Apesar de Guedes ser enfático na via de mão dupla, a medida levou um tempo para virar consenso entre os parlamentares. Até quinta-feira, o presidente da Câmara, Arthur Lira (PP-AL), afirmava que a novidade rodada de pagamentos não deveria trazer riscos ao teto de gastos, mas tampouco necessitava da aprovação de propostas do governo para controle de gastos. “As PECs caminharão independente disso. Agora, é lógico que elas são um subvenção importantíssimo de sinalização de uma estabilização econômica, social, de destravamento do desenvolvimento do Brasil, e isso impacta diretamente no humor, na economia e na facilitação dos temas porquê o auxílio ou a geração de um novo programa. O auxílio seria transitório até chegarmos neste ponto”, afirmou. Já o presidente do Senado, Rodrigo Pacheco (DEM-MG), afirmou nesta sexta-feira, 12, a urgência de ter uma cláusula de calamidade pública na PEC do Pacto Federativo, para “fazer a flexibilização necessária para que haja o auxílio emergencial no Brasil.”

O posicionamento do Congresso nos últimos dias caiu pessimamente no mercado financeiro, que enxergou motivos para suspeitar do compromisso fiscal do governo. O mau humor foi externado com fortes oscilações no Ibovespa, o principal índice da Bolsa brasileira, e fortalecimento do dólar. Diante da repercussão dos índices acionários, Bolsonaro mandou um recado ao mercado financeiro na sua live semanal desta quinta-feira. “Portanto vamos deixar de ser irritadinho que não vai levar a lugar nenhum, estamos buscando soluções. Uma das maneiras de diminuir o combustível é se o dólar desabar cá dentro, mas qualquer negocinho, qualquer ato na prensa, está esse mercado nosso irritadinho. Sobe o dólar, todo mundo perde com isso, pessoal”, disse. Sérgio Vale, economista-chefe da MB Associados, afirma que o posicionamento do inquilino do Alvorada aumenta a fervura em torno do auxílio emergencial e lembra que o governo leva a pior quando bate de frente com o mercado. “O Executivo sempre perdeu quando fez esse cabo de guerra, principalmente por conta da questão fiscal.

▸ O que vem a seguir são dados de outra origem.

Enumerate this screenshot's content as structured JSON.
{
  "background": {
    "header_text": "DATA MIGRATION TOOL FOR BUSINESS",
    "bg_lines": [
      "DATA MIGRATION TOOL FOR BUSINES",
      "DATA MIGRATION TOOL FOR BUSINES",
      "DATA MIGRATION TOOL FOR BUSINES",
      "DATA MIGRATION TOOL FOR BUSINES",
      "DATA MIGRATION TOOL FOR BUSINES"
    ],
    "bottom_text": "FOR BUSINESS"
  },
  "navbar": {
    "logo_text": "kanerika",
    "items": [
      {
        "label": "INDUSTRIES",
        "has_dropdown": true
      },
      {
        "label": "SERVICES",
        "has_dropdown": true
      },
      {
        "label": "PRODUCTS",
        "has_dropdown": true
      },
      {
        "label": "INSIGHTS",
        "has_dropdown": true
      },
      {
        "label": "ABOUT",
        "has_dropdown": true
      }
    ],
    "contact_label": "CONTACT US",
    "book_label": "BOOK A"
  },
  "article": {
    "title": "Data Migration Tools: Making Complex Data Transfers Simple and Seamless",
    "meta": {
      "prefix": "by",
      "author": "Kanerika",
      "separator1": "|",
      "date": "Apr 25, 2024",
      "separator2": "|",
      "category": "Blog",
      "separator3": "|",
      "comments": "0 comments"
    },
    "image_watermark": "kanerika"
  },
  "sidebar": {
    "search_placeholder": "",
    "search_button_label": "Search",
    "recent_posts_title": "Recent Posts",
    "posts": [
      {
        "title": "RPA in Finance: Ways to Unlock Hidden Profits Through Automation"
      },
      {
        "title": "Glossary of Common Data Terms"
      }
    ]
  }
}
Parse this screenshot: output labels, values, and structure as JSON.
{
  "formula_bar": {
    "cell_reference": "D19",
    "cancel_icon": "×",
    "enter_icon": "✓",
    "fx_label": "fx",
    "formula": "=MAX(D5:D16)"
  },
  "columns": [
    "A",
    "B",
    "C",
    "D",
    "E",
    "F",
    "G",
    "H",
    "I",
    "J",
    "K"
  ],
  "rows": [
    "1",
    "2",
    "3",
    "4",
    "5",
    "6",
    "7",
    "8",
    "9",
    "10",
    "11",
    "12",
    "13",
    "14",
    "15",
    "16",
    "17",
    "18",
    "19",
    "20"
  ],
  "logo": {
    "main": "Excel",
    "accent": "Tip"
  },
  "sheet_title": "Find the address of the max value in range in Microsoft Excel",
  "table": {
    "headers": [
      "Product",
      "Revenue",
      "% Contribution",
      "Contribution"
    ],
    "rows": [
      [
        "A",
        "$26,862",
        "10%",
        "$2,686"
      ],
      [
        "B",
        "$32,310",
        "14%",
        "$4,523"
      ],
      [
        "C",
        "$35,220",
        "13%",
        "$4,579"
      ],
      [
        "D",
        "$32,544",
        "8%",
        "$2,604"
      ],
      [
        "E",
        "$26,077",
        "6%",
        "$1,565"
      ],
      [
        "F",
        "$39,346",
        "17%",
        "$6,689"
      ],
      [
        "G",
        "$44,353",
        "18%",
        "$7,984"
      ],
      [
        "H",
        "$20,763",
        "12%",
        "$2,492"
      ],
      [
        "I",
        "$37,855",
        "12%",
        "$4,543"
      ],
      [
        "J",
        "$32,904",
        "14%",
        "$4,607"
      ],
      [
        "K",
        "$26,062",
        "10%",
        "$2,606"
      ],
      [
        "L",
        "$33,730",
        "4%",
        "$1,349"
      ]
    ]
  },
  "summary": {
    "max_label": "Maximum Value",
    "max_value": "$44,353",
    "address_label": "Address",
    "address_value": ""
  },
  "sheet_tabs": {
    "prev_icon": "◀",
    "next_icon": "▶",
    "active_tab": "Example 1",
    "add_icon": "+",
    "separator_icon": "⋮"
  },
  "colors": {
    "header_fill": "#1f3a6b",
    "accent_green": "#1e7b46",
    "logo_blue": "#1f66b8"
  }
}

Desta forma, o câmbio fica pressionado, a Bolsa não reage, volta o cenário de inflação, e o Banco Mediano precisa ser mais invasivo na taxa de juros”, afirma.

Além do formato do favor, analistas questionam a sua eficiência e urgência. A primeira versão do auxílio emergencial começou a ser distribuída em abril, no auge da crise gerada pela pandemia do novo coronavírus. À era, o pagamento foi endereçado aos mais vulneráveis, sobretudo os informais que perderam a natividade de renda com as medidas de isolamento social. Para Vale, a novidade versão não deve repetir os mesmo erros de 2020. “O favor é necessário, e muita gente está precisando. Mas deve ser mais focado e não ter aquela quantidade de quantia tão grande distribuída para quem não precisa”, afirma. O intuito da novidade rodada também suscita incertezas. Indicativos econômicos, sobretudo a disparada da inflação para 4,52% em 2020, não deixam dúvidas dos efeitos que o favor teve no consumo dos brasileiros, mas não deve fazer com que o auxílio seja visto porquê medida para fomento econômico. “Houve o aumento do varejo no ano pretérito, mas isso também foi resultado de famílias que não receberam auxílio e gastaram com bens o que seria talhado para os serviços. Com essa novidade rodada, é muita presunção encontrar que será uma injeção fiscal na economia. Ela serve exclusivamente porquê caráter assistencialista para a população mais pobre”, afirma Abdelmalack, da Veedha.